The filter is a digital image processing function that enhances the contrast levels and flattens the different exposure to achieve similar brightness of gray level values. The filter uses two parameters to control the enhancement’s amount, the contrast expansion factor A and the brightness forcing factor B. The algorithm is adaptive and adjusts pixel brightness values in local areas only, contrary to a global contrast filter, which applies the same level of contrast throughout an entire image. The resulting enhanced image contains greater detail in both low and high-level contrast regions concurrently, ensuring that good local enhancement is achieved throughout the entire image. The Wallis filter requires the user to accurately set a target mean and standard deviation in order to locally adjust areas and match the user-specified target values. Firstly, the filter divides the input image into neighboring square blocks with a user-defined size (“window size”) in order to calculate local statistics. Then, mean (M) and standard deviation (S) of the unfiltered image are calculated for each individual block based on the gray values of the pixels and the resulting value is assigned to the central cell of each block. The mean and standard deviation values of all other cells in the block are calculated from this central cell by bilinear interpolation. In this way, each individual pixel gets its own initial local mean and standard deviation based on surrounding pixel values. The user-defined mean and standard deviation values are then used to adjust the brightness and the contrast of the input cells. The resulting enhanced image is thus a weighted combination of the original and user-defined mean and standard deviation of the image. The implementation of the filter of Wallis, given the aforementioned factor A and B, can be summarized as follows:

let S be the standard deviation for the input image;
let M be the mean for the input image;
for each (x,y) pixel in the image,
calculate local mean m and standard deviation s using a NxN neighborhood; and finally
calculate the enhanced output image as

(x,y) = S × (input(x,y) − m)/(s + A) + M * B + m × (1 − B)

(5)

Characterization of Wallis Parameters

The quality of the Wallis filter procedure relies on two parameters: the contrast expansion factor A and the brightness forcing factor B. The main difficulty when using the Wallis filter is the correct selection of these parameters, in particular for large datasets, where a unique value of A or B could lead to unsuitable enhanced images. Although several authors reported parameters for successful projects, the filter is more an “ad-hoc” recipe than an easily deployable system for an automatic photogrammetric pipelines. To overcome this problem and following the achievement presented in [69], a Wallis parameters characterization study was carried out to automatically determine them. Three different datasets, each one composed of three images and involving the majority of possible surveying case studies were used (Figure 7):

a cross vault characterized by smooth bright-colored plaster;
a building facade and porticoes with smooth plaster; and
a Venetian floor, with asphalt and porphyry cubes with a background facade overexposed and an octagonal pillar in the foreground coated with smooth plaster.

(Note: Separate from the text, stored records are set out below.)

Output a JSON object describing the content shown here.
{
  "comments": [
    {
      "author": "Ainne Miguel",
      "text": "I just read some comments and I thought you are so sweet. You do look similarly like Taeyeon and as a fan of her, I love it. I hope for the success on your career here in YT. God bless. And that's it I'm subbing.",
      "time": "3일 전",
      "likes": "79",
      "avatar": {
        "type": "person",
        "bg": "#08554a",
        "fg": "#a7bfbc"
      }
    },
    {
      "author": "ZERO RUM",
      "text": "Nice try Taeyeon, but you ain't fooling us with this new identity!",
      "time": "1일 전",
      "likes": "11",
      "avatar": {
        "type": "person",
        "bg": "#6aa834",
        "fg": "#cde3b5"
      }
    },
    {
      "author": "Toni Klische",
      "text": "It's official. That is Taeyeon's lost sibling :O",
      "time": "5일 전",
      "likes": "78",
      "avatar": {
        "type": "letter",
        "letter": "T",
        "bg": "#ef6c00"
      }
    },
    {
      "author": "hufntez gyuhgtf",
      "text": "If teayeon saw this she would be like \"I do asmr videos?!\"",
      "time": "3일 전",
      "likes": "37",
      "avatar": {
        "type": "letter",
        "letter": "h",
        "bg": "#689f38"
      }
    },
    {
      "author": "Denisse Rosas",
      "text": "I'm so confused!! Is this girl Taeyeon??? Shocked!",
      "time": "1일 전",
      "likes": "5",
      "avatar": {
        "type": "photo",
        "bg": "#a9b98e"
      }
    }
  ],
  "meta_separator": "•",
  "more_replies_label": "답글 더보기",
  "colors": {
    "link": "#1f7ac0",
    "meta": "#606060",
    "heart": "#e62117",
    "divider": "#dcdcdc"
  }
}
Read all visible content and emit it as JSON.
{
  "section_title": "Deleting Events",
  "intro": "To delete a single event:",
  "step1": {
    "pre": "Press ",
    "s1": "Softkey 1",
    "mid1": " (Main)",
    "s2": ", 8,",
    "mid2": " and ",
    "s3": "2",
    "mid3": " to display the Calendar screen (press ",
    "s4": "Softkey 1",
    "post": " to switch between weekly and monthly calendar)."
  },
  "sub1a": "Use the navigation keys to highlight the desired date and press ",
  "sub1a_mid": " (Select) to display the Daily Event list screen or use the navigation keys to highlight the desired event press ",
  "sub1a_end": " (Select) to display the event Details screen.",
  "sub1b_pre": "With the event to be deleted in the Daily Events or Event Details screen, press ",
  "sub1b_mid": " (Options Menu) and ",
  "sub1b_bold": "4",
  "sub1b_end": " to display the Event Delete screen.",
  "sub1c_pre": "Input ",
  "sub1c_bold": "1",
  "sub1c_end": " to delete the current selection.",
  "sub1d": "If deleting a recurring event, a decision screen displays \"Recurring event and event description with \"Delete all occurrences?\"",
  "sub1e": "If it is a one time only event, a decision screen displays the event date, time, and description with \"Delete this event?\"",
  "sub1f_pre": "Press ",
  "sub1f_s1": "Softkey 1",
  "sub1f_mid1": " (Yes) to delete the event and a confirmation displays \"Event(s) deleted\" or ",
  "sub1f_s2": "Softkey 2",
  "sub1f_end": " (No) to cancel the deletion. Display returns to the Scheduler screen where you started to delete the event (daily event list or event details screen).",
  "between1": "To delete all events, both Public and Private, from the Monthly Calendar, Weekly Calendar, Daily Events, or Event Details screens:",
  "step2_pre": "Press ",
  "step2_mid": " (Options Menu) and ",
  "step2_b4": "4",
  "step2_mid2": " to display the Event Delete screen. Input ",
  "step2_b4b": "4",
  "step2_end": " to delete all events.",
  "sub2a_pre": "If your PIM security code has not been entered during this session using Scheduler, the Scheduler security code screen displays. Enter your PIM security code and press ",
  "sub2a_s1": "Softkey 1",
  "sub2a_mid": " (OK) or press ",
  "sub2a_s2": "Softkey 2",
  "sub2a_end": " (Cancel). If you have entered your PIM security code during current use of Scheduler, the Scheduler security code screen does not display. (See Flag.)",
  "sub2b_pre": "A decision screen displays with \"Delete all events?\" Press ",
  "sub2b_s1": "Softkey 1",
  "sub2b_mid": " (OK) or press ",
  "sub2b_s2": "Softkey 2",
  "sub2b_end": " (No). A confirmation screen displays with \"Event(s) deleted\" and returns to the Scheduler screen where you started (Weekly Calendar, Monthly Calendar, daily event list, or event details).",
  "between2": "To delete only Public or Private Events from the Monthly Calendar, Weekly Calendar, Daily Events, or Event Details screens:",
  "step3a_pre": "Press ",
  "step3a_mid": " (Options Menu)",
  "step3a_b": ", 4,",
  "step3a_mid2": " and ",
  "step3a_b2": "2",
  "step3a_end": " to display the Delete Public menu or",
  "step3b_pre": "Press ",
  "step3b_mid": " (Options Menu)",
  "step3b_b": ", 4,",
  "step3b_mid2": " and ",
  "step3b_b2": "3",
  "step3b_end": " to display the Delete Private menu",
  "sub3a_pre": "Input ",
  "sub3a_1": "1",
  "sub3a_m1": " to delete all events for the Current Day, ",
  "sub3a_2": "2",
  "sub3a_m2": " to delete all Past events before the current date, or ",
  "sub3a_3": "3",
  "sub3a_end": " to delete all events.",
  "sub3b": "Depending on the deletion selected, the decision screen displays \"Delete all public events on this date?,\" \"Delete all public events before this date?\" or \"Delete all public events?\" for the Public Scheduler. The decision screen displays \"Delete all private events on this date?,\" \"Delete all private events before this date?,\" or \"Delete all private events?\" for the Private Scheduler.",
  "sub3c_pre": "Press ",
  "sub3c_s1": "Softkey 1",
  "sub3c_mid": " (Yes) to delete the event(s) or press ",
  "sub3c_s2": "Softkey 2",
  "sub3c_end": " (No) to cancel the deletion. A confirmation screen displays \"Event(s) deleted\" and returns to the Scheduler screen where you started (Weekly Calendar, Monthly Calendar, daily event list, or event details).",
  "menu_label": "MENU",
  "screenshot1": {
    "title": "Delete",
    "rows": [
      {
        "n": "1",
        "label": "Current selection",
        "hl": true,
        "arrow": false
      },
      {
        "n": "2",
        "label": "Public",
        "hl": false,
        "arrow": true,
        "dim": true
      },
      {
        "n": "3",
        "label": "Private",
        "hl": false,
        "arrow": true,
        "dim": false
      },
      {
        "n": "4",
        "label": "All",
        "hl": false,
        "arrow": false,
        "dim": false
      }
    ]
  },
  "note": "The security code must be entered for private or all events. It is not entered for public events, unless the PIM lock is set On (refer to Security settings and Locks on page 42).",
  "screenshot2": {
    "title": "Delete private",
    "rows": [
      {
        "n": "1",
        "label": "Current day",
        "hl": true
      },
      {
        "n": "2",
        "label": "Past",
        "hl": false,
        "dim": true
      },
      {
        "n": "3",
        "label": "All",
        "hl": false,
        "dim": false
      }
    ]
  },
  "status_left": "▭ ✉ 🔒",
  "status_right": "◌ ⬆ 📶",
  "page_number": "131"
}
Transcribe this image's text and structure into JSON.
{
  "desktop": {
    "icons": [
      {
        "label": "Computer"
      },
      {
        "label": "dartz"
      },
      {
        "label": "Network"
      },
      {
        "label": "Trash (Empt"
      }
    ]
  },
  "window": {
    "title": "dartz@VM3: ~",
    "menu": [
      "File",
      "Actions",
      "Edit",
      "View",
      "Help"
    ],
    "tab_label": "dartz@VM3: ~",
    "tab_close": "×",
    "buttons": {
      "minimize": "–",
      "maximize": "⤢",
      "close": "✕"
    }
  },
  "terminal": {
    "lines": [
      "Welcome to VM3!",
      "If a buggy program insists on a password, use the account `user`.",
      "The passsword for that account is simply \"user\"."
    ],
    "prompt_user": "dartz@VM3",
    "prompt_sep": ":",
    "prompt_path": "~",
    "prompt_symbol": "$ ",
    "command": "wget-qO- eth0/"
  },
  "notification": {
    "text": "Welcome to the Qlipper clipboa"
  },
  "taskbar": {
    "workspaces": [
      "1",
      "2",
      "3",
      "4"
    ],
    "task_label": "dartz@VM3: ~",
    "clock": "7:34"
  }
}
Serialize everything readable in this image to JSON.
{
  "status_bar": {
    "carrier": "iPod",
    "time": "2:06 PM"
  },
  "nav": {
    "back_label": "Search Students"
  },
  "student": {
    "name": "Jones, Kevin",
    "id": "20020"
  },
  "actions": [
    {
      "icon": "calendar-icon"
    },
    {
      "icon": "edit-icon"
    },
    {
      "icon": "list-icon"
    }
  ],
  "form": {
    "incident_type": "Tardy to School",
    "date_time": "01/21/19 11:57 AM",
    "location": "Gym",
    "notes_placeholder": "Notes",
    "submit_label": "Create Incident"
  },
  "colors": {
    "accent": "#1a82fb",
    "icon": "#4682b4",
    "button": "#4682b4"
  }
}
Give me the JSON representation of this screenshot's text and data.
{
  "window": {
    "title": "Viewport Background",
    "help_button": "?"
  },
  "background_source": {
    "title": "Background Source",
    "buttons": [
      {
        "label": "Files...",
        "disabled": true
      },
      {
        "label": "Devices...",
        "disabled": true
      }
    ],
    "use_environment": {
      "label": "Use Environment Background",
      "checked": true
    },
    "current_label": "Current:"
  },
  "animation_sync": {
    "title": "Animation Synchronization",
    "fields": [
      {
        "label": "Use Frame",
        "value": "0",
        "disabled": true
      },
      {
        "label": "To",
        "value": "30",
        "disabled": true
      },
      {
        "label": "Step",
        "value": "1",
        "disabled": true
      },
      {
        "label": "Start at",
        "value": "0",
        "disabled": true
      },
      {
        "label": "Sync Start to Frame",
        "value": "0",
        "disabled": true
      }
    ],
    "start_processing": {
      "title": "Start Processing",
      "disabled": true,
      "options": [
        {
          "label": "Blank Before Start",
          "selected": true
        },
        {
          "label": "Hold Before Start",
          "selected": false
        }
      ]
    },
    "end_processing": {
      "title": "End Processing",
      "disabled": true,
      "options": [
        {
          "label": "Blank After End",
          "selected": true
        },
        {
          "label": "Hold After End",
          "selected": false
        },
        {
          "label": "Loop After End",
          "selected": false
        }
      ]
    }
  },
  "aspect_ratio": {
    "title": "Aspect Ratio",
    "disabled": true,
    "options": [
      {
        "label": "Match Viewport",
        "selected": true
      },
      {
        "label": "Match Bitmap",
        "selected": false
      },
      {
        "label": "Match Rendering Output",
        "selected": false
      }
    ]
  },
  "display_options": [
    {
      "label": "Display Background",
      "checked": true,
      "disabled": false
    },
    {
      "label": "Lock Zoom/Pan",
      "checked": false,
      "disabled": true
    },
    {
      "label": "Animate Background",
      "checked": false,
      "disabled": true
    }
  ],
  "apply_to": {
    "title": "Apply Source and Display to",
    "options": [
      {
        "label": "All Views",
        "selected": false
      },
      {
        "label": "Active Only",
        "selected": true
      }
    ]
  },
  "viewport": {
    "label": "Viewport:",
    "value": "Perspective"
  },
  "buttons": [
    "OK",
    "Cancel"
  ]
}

For every dataset, the images were enhanced using different Wallis parameters and then matched to find homologues points using a calibrated version [7] of the SIFT operator available in Vedaldi’s implementation [69]. This characterization procedure delivered the following considerations.

The number of extracted tie points is inversely proportional to the value of the parameter A, but the number of correct matches remains basically stable when varying A, which can then be set at high values to speed up the computation (6–8).
Varying the user-specified standard deviation, the number of tie points and correct matches increases substantially linearly up to a value of 100 and then remains constant (Figure 8a).
Sensor resolution and window size are linearly related and the increasing of the window size beyond the optimal value does not involve any improvement in either the number of positive matches and in the number of extracted tie points (Figure 8b).
The mean presents optimal values between 100 and 150 with a decay afterwards (Figure 8c).

Starting from these observations, a new implementation of the Wallis filter was realized to select the optimal filter parameters and achieve the highest possible ratio of corrected matches with respect to the number of extracted tie points. In particular, the window size parameter is chosen according to the sensor resolution, and presents a linear variation starting from the experimental best values of 41 for a 14 MPixel sensor and 24 for a 10 MPixel sensor. According to our experimental trials, the standard deviation was forcefully set to 60 and the mean to 127. The Contrast Expansion Constant parameter (A) was set to 0.8 to increase the number of detected interest points located in homogeneous and texture-less areas and, alongside, to speed up the computation. The brightness forcing factor (B) according to the experimental results, was set to 1 if the image mean was lower than 150, linearly decreased otherwise, evaluating the entropy of the image.

Figure 9 shows the results of Wallis filtering: lower image contents are boosted, whereas a better histogram is achieved.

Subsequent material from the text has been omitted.